Green and aromatic future: Expanding the biosynthetic repertoire of aromatic chemicals via shikimate pathway

The aromatic chemicals are a large number of industrially important products with a range of industrial applications as organic solvents, dyes, and precursors for the synthesis of numerous products employed in the food, pharmaceutical, and chemical industries. Recently, an increasing array of aromatic chemicals were produced via many microbes directly from renewable, biomass-derived feedstocks. In this study, we engineered and expanded shikimate pathway in Escherichia coli for efficient production of about ten aromatic chemicals. Firstly, the synthetic regulatory parts with different strength were used for combinatorially regulating the different modules of 3-dehydroshikimate (DHS) synthetic pathway for facilitating glucose transport, enhancing and balancing the supply of precursors, and blocking the degradation of DHS. These modifications enabled the production of DHS in the simple mineral salt media without supplementing shikimate or aromatic acids. The metabolically engineered strain produced about 50g/L DHS in 7-L fed-batch fermentation with 23% yield (mol/mol) from D-glucose.
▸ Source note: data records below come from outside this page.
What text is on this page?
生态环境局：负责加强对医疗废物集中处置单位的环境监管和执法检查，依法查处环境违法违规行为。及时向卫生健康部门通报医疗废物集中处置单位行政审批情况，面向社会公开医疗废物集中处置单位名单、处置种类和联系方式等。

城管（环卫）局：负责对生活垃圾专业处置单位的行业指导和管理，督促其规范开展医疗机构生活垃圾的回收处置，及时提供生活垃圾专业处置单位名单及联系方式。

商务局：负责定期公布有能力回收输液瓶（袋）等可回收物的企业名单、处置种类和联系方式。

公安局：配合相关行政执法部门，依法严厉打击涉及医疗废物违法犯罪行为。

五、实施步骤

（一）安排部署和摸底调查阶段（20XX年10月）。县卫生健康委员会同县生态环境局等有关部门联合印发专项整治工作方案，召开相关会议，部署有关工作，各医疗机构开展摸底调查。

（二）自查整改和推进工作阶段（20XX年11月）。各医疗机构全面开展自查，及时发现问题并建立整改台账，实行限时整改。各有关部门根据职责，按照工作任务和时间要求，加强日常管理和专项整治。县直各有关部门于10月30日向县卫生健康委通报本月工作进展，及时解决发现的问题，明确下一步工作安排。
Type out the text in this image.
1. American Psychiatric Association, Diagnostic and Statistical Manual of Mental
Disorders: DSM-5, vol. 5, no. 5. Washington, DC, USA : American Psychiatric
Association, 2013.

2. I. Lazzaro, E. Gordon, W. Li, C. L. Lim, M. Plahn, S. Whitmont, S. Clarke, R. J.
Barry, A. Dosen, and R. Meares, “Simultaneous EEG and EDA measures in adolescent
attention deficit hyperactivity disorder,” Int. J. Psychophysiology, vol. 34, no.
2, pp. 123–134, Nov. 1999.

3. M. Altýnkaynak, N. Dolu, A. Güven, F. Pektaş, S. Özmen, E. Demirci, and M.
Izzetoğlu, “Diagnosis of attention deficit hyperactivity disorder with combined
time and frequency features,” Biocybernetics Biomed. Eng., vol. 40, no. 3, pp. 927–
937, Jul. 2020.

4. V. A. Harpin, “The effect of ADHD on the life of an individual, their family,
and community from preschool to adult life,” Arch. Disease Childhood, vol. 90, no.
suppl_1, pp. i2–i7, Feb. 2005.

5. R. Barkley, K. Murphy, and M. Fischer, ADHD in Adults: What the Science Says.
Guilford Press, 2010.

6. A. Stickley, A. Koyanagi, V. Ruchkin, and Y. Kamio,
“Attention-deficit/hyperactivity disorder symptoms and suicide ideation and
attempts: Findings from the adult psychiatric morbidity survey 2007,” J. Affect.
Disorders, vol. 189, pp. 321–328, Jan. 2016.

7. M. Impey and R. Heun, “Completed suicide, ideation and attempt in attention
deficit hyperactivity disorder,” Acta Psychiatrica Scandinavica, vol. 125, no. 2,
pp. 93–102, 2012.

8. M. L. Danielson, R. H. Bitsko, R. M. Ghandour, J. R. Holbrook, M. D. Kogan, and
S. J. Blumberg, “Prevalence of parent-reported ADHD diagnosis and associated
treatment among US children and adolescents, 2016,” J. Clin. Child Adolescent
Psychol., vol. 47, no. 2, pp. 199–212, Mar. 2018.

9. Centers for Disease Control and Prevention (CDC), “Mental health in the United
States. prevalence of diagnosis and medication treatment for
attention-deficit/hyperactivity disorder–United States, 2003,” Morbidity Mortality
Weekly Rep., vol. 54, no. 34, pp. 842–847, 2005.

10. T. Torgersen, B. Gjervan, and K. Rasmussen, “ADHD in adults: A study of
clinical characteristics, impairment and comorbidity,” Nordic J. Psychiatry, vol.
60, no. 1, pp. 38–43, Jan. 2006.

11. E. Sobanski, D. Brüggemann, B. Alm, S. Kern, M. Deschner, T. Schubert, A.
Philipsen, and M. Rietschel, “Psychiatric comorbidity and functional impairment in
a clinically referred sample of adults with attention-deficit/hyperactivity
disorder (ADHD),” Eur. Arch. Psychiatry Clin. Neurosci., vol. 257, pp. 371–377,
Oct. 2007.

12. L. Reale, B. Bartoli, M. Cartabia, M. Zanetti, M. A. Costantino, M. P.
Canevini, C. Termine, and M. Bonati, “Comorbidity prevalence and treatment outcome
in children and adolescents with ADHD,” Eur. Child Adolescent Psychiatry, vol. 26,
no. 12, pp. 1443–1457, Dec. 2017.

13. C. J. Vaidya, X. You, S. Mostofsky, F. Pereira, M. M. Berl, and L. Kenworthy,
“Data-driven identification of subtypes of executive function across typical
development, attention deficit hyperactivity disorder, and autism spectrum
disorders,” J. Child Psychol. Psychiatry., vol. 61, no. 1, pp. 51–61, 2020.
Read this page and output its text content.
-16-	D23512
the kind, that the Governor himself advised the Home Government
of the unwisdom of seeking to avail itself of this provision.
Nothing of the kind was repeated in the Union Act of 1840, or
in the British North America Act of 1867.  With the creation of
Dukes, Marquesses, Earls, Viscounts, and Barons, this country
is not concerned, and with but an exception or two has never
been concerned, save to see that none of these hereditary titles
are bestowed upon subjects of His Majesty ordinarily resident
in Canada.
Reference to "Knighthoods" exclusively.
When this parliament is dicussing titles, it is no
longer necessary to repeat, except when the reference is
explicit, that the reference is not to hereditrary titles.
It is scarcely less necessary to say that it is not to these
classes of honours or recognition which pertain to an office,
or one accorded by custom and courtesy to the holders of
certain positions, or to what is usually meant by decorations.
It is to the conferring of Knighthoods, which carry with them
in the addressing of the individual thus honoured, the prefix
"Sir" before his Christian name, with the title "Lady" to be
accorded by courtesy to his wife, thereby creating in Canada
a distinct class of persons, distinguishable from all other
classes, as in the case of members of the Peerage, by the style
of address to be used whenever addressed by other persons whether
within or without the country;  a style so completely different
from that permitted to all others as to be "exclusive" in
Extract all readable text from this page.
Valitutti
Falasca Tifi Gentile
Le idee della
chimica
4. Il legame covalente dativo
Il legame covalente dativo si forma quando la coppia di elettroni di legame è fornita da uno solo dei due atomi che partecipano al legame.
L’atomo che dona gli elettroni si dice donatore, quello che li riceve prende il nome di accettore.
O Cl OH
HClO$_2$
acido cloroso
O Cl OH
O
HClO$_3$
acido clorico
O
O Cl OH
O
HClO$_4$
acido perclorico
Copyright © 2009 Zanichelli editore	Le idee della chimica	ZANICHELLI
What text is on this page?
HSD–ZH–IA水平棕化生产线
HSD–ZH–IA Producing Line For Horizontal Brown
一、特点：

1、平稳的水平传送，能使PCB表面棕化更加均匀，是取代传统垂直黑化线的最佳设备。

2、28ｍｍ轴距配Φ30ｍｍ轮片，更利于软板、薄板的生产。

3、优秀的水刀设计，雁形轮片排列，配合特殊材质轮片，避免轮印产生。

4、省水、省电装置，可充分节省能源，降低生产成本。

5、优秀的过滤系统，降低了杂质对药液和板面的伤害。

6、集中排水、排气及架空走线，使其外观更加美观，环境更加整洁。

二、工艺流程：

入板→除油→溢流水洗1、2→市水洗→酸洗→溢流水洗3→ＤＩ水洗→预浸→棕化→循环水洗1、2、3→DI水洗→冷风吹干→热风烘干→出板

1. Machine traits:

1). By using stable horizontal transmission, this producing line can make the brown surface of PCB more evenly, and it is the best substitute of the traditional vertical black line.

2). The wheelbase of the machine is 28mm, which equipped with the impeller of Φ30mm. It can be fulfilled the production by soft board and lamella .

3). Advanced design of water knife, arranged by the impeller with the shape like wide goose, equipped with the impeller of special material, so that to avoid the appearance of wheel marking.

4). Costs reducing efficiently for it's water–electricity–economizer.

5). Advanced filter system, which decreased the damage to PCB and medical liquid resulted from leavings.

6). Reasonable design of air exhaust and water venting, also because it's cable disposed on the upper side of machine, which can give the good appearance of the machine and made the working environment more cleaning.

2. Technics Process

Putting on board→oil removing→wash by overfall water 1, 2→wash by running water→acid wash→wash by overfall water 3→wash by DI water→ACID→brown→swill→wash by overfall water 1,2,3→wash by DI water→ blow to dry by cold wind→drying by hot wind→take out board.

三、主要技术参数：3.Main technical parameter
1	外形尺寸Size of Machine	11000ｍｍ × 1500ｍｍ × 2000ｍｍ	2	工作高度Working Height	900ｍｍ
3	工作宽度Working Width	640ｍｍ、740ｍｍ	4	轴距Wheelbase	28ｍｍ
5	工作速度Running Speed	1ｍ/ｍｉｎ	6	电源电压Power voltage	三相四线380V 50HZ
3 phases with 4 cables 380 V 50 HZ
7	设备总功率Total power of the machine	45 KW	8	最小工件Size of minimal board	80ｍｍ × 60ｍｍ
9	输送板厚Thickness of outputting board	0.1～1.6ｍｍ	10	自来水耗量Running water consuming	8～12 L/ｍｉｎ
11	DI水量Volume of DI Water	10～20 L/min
With the strain for DHS production as the chassis cell, other nine aromatic chemicals, including 3-dehydroquinate, quinate, shikimate, protocatechuate, protocatechuic aldehyde, protocatechuic alcohol, catechol, vanillate, vanillyl alcohol and vanillin were then produced with different titer and yield by intercepting, guiding or expanding the pathway based on introducing the suitable exogenous enzymes or/and deleting some endogenous genes. Of Which, about 110g/L 3-dehydroquinate was produced in 7-L fed-batch fermentation with 35% yield (mol/mol) from D-glucose, and this is the highest reported titer and yield so far for 3-dehydroquinate production form glucose. Our study laid important foundation for biomanufacturing of many useful aromatic chemicals.